The analysis used by the supreme court in Hendry Tractor Co. is also applicable to the instant case. Here the appellant filed a multi-count action based on alternative theories of negligence and wrongful death. The negligence count incorporated by reference the factual allegations made in the wrongful death count. Because the two claims were mutually exclusive, the plaintiff could not have recovered on both. As the trial court instructed the jury: "[A] finding in favor of the Plaintiff by either claim requires that the other claim not be considered."[1] As in Hendry Tractor Co., the plaintiff in the instant case prevailed on the fundamental issue of whether negligence had occurred.[2] The *630 hospital only prevailed on an alternative theory of liability (wrongful death), which appellant argued evolved from the hospital's negligent actions. We thus affirm that portion of the trial court's order holding that TMRMC is not a prevailing party under the terms of section 768.56, and is therefore not entitled to recover attorney's fees.

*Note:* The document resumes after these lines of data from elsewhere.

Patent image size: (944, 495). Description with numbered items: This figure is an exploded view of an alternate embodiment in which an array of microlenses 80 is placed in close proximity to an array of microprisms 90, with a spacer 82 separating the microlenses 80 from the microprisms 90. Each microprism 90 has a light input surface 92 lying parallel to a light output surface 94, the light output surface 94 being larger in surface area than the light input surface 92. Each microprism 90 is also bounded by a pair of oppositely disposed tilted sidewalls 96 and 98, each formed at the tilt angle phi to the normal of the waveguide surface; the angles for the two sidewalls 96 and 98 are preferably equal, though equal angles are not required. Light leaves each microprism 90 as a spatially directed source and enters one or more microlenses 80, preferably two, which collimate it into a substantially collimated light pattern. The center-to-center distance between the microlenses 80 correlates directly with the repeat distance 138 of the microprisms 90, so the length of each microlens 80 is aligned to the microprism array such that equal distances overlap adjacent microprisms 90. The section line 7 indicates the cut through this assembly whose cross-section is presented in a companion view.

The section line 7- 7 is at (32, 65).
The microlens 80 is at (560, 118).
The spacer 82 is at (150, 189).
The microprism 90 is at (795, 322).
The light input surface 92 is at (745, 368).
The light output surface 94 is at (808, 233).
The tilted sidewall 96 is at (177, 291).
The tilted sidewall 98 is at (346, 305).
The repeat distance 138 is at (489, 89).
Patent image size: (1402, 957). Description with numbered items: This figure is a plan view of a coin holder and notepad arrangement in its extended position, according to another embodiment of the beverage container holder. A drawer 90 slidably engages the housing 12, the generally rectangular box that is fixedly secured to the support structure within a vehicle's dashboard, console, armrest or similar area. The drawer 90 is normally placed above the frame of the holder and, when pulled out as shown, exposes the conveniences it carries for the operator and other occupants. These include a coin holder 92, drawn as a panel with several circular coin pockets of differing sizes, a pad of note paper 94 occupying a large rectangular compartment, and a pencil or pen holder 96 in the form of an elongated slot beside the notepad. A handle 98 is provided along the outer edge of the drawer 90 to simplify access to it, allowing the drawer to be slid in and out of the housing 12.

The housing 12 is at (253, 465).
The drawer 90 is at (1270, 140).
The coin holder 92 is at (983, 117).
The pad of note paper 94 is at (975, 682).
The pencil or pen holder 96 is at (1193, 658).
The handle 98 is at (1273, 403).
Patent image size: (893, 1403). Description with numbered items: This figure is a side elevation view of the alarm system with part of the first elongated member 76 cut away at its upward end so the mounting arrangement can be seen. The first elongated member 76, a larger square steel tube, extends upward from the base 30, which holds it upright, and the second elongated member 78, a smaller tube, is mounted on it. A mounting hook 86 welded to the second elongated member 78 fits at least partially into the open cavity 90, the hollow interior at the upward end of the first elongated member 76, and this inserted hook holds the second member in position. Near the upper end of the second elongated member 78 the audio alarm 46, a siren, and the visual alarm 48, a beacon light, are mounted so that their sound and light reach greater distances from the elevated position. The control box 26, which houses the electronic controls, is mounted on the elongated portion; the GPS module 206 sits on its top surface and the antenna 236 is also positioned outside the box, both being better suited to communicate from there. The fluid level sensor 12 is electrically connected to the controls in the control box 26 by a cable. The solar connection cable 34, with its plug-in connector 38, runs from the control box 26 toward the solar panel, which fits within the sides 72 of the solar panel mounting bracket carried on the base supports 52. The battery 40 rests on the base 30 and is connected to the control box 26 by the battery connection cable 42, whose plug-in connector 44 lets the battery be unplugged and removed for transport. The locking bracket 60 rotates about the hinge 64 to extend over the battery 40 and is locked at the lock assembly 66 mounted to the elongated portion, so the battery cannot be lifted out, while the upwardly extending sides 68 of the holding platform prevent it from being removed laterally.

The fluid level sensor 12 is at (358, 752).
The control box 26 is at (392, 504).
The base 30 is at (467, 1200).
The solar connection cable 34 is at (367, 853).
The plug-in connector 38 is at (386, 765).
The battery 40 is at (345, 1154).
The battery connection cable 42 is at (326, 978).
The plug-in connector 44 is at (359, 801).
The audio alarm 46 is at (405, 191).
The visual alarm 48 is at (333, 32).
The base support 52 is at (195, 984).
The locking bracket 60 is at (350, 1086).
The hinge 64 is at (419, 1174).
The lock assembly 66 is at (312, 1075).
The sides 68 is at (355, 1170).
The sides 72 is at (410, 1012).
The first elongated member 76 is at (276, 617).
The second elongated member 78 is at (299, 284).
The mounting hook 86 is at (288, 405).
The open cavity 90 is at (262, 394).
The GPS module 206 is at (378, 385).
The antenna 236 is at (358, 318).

AFFIRMED in part, REVERSED in part and remanded with directions that appellant be awarded reasonable attorney's fees and costs only as to the count on which she prevailed.
SMITH, C.J., and BOOTH, J., concur.
[1] The wrongful death and survival statutes create distinct causes of action. The Wrongful Death Act, Sections 768.16-768.27, Florida Statutes, terminates a party's right to bring an action for personal injury if the personal injury to the decedent results in his death. Section 768.20 specifically states in part: "When a personal injury to the decedent results in his death, no action for the personal injury shall survive, and any such action pending at the time of death shall abate." The survival statute, section 46.021, states that causes of action do not die with the person. Under modern rules of pleading it is acceptable to plead the mutually exclusive causes of action of the survival statute and the wrongful death statute. See Smith v. Lusk, 356 So. 2d 1309 (Fla.2d DCA 1978). Failure to plead the alternative negligence claim under the survival act, when filing a wrongful death action, could make future litigation exceedingly difficult due to collateral estoppel or estoppel by judgment.
[2] The major distinction between Hendry Tractor Co. and the instant case is that while the remedies of wrongful death and the survival statute are mutually exclusive, the different theories of recovery in a products liability case are complementary and should be "presented together in order to address all pertinent issues." 432 So.2d at 1317.